As with most people who have life responsibilities such as family, work, friends, church, and of course personal self-recovery time, it’s easy to see how we can become over-worked, sometimes even to the point of exhaustion. I recently read the book The 4 Hour Work-Week, by Timothy Ferris. I felt as if I was working all the time and much too hard. The concepts that I learned from reading the book really resonated with me. It got me to thinking of ways in which I could streamline my life, and begin to work smarter, not harder.
We live in a world that stresses over-achievement. For many of us, we feel pressure to prove ourselves, prove that we have more going on than the next person. We think that we have to compete against others, to show that we are better some how. I’ve learned that you really don’t have to compete against anyone, all you have to do is create. Don’t compete, create. WOW, what an amazing concept. When I finally embraced that lesson, I was free, free in ways that I can’t even begin to put into words.
Here is what I’ve learned about working smarter. Some of these ideas are inspired by the book I mentioned, and some of them are lessons learned from my own experiences.
Sometimes we hold on to things that no longer serve a purpose. What things are you holding on to that you need to let go of? What weights are holding you down? Heaviness holds you back, causing you to exert more energy where you don’t need to, causing you to work harder than you have to. Begin to take inventory of your life, and start the process of letting go of those things that are no longer needed, so that you can make room for what really matters.
For those things that you know must get done, which of those activities can you delegate to someone else. As I write this I am reminded of a funny story. When I was a child, before we had remote controls for our t.v.’s, my grandmother would call me to change the channel when she wanted to watch something different. The funny part of that story is that she would call me from the back of the house, where I was playing, to change the channel, often times when she was sitting right in front of the television! I’m sure she didn’t know it at the time, but in her own way she taught me how to delegate responsibility. It was a funny way to learn this lesson, and I appreciate her for teaching me.
When life gets busy, learn to automate those activities that you tend to repeat over and over again. Begin to look at what you can put on auto-pilot. Set those activities so that they can be repeated over and over again, so that you are free to focus on other things. For example, I usually plan my week the weekend before.
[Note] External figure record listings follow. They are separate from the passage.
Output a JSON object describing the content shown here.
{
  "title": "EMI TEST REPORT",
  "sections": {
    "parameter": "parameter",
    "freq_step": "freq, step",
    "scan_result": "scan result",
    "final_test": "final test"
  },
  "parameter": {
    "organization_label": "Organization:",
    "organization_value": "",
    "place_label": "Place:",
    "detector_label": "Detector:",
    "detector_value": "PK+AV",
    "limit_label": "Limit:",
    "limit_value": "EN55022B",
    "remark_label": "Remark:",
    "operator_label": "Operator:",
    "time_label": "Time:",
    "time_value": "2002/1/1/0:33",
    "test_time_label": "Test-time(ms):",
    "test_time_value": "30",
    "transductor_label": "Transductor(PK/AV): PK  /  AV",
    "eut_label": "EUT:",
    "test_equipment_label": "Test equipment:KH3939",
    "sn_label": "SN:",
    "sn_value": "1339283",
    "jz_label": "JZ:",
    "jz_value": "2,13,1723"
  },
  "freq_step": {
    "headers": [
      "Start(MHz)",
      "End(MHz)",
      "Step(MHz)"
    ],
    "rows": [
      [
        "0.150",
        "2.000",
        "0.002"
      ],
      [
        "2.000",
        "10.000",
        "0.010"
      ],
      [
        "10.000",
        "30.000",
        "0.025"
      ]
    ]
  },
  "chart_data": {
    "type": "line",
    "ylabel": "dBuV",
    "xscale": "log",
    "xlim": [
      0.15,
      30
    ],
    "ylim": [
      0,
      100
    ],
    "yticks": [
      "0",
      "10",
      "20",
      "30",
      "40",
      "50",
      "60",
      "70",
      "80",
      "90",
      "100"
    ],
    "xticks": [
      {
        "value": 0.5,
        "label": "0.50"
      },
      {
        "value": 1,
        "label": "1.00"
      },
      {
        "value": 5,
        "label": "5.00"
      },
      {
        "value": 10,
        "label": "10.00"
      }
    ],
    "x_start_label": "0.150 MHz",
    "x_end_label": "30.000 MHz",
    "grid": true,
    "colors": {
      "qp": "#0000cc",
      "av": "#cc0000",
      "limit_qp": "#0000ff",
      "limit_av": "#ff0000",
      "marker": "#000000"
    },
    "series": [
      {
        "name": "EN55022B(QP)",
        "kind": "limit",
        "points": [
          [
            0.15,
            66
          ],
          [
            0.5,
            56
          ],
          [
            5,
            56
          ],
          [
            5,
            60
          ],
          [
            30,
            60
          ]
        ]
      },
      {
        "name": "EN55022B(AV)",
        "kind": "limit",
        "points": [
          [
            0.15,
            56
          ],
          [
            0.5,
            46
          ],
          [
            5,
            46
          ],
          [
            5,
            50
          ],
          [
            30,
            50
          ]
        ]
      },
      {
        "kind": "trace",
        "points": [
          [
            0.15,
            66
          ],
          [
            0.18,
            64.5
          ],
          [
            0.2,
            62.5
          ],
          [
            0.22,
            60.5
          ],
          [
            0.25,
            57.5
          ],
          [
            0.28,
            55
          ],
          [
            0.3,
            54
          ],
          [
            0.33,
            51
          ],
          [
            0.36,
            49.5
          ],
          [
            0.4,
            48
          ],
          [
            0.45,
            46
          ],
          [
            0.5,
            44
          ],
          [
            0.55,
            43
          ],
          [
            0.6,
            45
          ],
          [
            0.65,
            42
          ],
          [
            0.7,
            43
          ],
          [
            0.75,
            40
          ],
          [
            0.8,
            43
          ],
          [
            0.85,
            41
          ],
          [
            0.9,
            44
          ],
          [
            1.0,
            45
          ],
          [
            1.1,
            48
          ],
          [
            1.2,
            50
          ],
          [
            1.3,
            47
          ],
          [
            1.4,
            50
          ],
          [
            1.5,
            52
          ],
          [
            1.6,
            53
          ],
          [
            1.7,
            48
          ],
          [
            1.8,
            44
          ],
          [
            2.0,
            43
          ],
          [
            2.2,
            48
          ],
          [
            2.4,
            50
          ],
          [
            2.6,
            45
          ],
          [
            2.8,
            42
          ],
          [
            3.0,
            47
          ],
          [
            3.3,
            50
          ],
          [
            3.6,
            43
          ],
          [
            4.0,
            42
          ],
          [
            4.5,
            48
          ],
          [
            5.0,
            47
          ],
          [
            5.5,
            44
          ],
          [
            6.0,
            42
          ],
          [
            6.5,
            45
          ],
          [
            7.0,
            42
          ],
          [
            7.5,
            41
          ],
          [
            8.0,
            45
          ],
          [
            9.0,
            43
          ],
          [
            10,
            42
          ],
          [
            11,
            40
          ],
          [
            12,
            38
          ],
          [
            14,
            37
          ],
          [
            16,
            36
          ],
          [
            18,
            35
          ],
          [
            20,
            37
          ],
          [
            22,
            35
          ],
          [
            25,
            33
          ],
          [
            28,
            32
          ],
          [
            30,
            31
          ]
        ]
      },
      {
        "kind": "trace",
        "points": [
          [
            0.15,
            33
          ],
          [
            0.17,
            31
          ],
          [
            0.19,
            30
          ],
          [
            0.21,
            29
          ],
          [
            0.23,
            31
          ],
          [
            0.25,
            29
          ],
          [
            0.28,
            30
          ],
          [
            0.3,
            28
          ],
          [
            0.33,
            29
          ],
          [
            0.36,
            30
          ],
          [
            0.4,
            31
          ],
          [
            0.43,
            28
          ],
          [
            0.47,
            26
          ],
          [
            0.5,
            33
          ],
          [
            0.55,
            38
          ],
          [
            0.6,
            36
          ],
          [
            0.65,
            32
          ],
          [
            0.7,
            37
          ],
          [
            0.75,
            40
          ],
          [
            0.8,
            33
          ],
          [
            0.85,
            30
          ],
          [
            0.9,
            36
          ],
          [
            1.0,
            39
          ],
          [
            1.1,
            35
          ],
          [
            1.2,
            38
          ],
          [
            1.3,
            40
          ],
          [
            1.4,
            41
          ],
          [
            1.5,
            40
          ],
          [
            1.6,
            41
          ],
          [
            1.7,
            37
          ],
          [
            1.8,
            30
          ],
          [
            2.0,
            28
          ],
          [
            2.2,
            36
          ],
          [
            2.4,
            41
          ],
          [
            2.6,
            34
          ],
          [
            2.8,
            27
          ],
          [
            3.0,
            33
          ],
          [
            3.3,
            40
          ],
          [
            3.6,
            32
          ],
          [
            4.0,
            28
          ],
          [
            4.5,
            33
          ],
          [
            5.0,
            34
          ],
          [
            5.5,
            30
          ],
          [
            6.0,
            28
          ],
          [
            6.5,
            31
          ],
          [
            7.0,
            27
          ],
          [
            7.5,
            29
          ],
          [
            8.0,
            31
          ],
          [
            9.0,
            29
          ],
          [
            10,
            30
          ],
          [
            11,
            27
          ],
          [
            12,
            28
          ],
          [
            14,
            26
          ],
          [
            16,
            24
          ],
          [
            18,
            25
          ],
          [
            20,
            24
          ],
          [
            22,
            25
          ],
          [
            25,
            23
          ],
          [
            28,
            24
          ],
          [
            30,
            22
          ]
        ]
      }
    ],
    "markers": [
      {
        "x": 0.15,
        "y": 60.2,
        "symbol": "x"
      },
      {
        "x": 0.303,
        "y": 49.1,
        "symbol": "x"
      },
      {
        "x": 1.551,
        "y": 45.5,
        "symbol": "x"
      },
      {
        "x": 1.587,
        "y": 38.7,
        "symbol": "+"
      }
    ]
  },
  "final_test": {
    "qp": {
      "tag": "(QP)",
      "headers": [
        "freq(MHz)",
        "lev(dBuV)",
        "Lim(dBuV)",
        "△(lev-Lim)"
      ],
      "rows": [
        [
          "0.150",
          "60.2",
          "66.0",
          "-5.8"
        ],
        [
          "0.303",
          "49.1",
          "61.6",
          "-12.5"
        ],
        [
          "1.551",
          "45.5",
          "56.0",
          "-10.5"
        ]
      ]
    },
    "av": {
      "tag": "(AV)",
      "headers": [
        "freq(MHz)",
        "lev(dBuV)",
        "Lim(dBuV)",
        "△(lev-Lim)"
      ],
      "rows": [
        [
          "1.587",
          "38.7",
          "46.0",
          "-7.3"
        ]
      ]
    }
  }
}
I write many of my blogs over the weekend, and then I schedule them to be published throughout the week. Also, when I teach online I sometimes record it, and I make it available to be downloaded over and over again for future use. This frees up my time to focus on other aspects of my business, while making the same information I shared available to even more people.
If you’re like me, you consider your time to be precious. I’ve learned to invest, and not waste my time, so that I can be more available to the people I love, and more effective for the clients I serve.
Think about your daily and weekly routine. Identify what activities you do over and over again, that perhaps if you automated them, your time could be freed up to focus on other things.